After the December 2002 elections, however, Modi dropped Zadafia from his council of ministers, signaling to Togadia that his interference in government would not be welcome. Modi's biographer, Andy Marino, states that while Modi took the blame for the 2002 riots, he was aware of Togadia's and the VHP's culpability. Togadia is reported to have complained after the elections that Modi was receiving all the "credit" for the riots, even though it was his men who carried out the killings. During his second term of office, Modi took action against VHP interests and activists, both out of his own initiative as well as due to pressure from the Supreme Court.
Togadia in turn ridiculed Modi's efforts to reach out to Muslims through his sadbhavana initiatives. The influence of Togadia and the VHP in Gujarat fell steeply.

Gordhan Zadaphia subsequently floated a new political party, Mahagujarat Janata Party (MJP) during the 2007 assembly elections in Gujarat, later merged into the Gujarat Parivartan Party (GPP) of former chief minister Keshubhai Patel. During the 2012 assembly elections, Togadia and VHP activists campaigned hard for the Gujarat Parivartan Party against the BJP. Despite all efforts, Zadaphia and his whole team lost the 2012 elections. The VHP support for Zadafia ended up strengthening Narendra Modi's anti-hardline Hindutva image.

In October 2003, Ashok Singhal signalled his retirement due to ill health and Togadia was informally appointed as the leader of VHP. The formal appointment as the International Working President (the top executive position) was made in 2011.

Togadia is frequently noted for making inflammatory speeches and holding trishul deeksha (trident distribution) ceremonies for VHP and Bajrang Dal activists. In April 2010, he launched the Hindu Helpline network, which is reported to have grown to 50 cities by August 2014.

Togadia resigned as international working president of the VHP in April 2018, after a candidate he supported lost an internal election to the post of VHP President. He then launched a new organisation, the Antarrashtriya Hindu Parishad, with a stated commitment to an ideology based on Hindu nationalism. According to the Hindustan Times, sources within the Sangh Parivar stated that Togadia's frequent criticism of Modi and of the Modi government had caused people within the Sangh Parivar to agitate for his removal.

In 2017, Togadia established a helpline, with the stated aim of providing free medical consultation to the poor.

==Controversies ==

Togadia was arrested in April 2003 after distributing tridents to Bajrang Dal activists in Ajmer, in a ceremony termed "trishul deeksha," defying a state government ban.
He was released on bail on the condition that he would not distribute tridents. However, he continued to distribute them in other states.

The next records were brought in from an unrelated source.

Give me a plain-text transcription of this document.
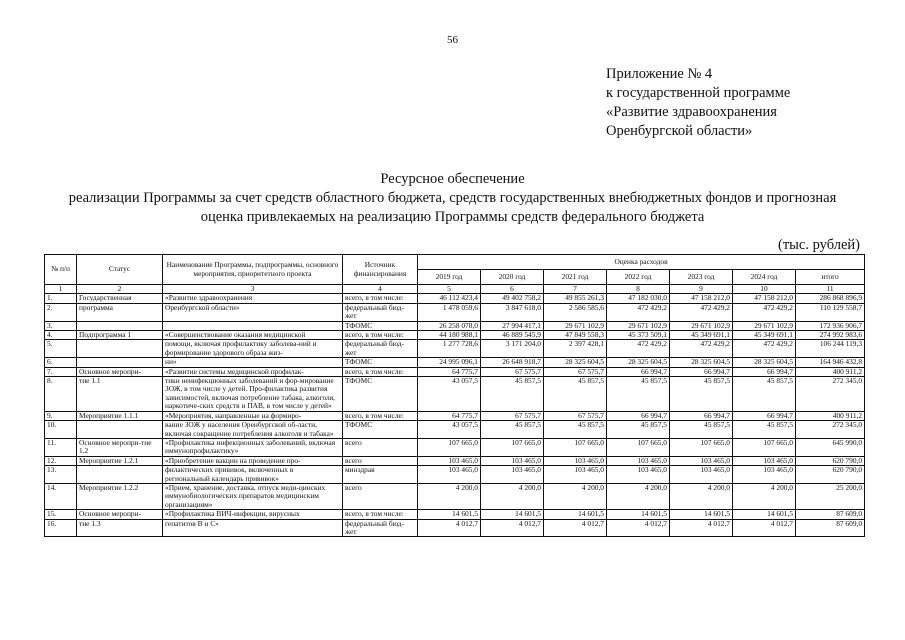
56
Приложение № 4
к государственной программе
«Развитие здравоохранения
Оренбургской области»
Ресурсное обеспечение
реализации Программы за счет средств областного бюджета, средств государственных внебюджетных фондов и прогнозная
оценка привлекаемых на реализацию Программы средств федерального бюджета
(тыс. рублей)
№ п/п	Статус	Наименование Программы, подпрограммы, основного мероприятия, приоритетного проекта	Источник финансирования	Оценка расходов						
				2019 год	2020 год	2021 год	2022 год	2023 год	2024 год	итого
1	2	3	4	5	6	7	8	9	10	11
1.	Государственная	«Развитие здравоохранения	всего, в том числе:	46 112 423,4	49 402 758,2	49 855 261,3	47 182 030,0	47 158 212,0	47 158 212,0	286 868 896,9
2.	программа	Оренбургской области»	федеральный бюд-жет	1 478 059,6	3 847 618,0	2 586 585,6	472 429,2	472 429,2	472 429,2	110 129 558,7
3.			ТФОМС	26 258 078,0	27 994 417,1	29 671 102,9	29 671 102,9	29 671 102,9	29 671 102,9	172 936 906,7
4.	Подпрограмма 1	«Совершенствование оказания медицинской	всего, в том числе:	44 180 988,1	46 889 545,9	47 849 558,3	45 373 509,1	45 349 691,1	45 349 691,1	274 992 983,6
5.		помощи, включая профилактику заболева-ний и формирование здорового образа жиз-	федеральный бюд-жет	1 277 728,6	3 171 204,0	2 397 428,1	472 429,2	472 429,2	472 429,2	106 244 119,3
6.		ни»	ТФОМС	24 995 096,1	26 648 918,7	28 325 604,5	28 325 604,5	28 325 604,5	28 325 604,5	164 946 432,8
7.	Основное меропри-	«Развитие системы медицинской профилак-	всего, в том числе:	64 775,7	67 575,7	67 575,7	66 994,7	66 994,7	66 994,7	400 911,2
8.	тие 1.1	тики неинфекционных заболеваний и фор-мирование ЗОЖ, в том числе у детей. Про-филактика развития зависимостей, включая потребление табака, алкоголя, наркотиче-ских средств и ПАВ, в том числе у детей»	ТФОМС	43 057,5	45 857,5	45 857,5	45 857,5	45 857,5	45 857,5	272 345,0
9.	Мероприятие 1.1.1	«Мероприятия, направленные на формиро-	всего, в том числе:	64 775,7	67 575,7	67 575,7	66 994,7	66 994,7	66 994,7	400 911,2
10.		вание ЗОЖ у населения Оренбургской об-ласти, включая сокращение потребления алкоголя и табака»	ТФОМС	43 057,5	45 857,5	45 857,5	45 857,5	45 857,5	45 857,5	272 345,0
11.	Основное меропри-тие 1.2	«Профилактика инфекционных заболеваний, включая иммунопрофилактику»	всего	107 665,0	107 665,0	107 665,0	107 665,0	107 665,0	107 665,0	645 990,0
12.	Мероприятие 1.2.1	«Приобретение вакцин на проведение про-	всего	103 465,0	103 465,0	103 465,0	103 465,0	103 465,0	103 465,0	620 790,0
13.		филактических прививок, включенных в региональный календарь прививок»	минздрав	103 465,0	103 465,0	103 465,0	103 465,0	103 465,0	103 465,0	620 790,0
14.	Мероприятие 1.2.2	«Прием, хранение, доставка, отпуск меди-цинских иммунобиологических препаратов медицинским организациям»	всего	4 200,0	4 200,0	4 200,0	4 200,0	4 200,0	4 200,0	25 200,0
15.	Основное меропри-	«Профилактика ВИЧ-инфекции, вирусных	всего, в том числе:	14 601,5	14 601,5	14 601,5	14 601,5	14 601,5	14 601,5	87 609,0
16.	тие 1.3	гепатитов В и С»	федеральный бюд-жет	4 012,7	4 012,7	4 012,7	4 012,7	4 012,7	4 012,7	87 609,0
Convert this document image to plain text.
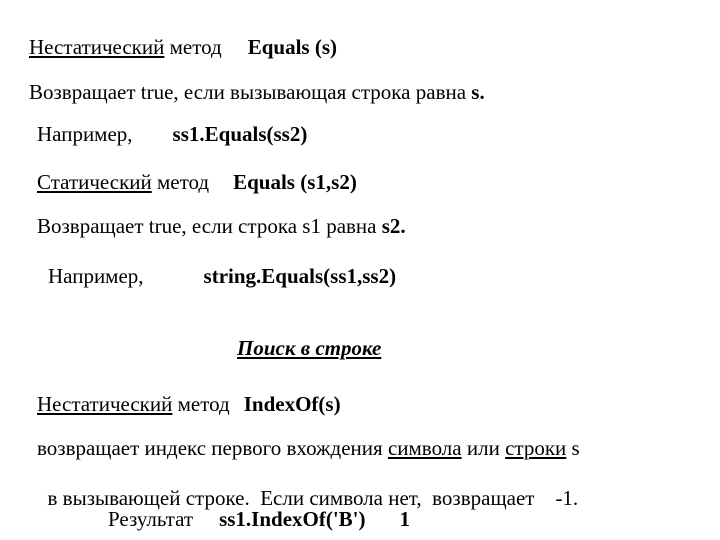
Нестатический метод Equals (s)
Возвращает true, если вызывающая строка равна s.
Например, ss1.Equals(ss2)
Статический метод Equals (s1,s2)
Возвращает true, если строка s1 равна s2.
Например,	string.Equals(ss1,ss2)
Поиск в строке
Нестатический метод IndexOf(s)
возвращает индекс первого вхождения символа или строки s

в вызывающей строке.  Если символа нет,  возвращает    -1.

Результат ss1.IndexOf('B') 1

As of August 2013, Togadia had faced 19 criminal cases for making hate speeches, the highest number of such cases for any one in the country.
He was arrested in August 2013 from Ayodhya along with other VHP leaders by the Uttar Pradesh Police before the planned 'Chaurasi Kosi Parikrama Yatra' that was banned over fears of communal flareup.

In April 2014, a First Information Report was registered against Togadia in Bhavnagar after an alleged hate speech instructing Hindus to evict Muslims from their neighbourhoods. Since the statements were made in the midst of general elections, when the 'model code of conduct' was in force, the Election Commission directed the district administration to take action.
Togadia denied having made such statements and RSS spokesperson Ram Madhav backed him, stating "No swayamsevak thinks on such divisive lines. They think of all people as one. One people, one nation."
However, video recordings of his speech were soon aired on television channels. Narendra Modi disapproved the statements on Twitter, calling them "petty statements by those claiming to be BJP's well wishers".
In June 2014, a local court ordered the police to submit an 'action taken' report for the case.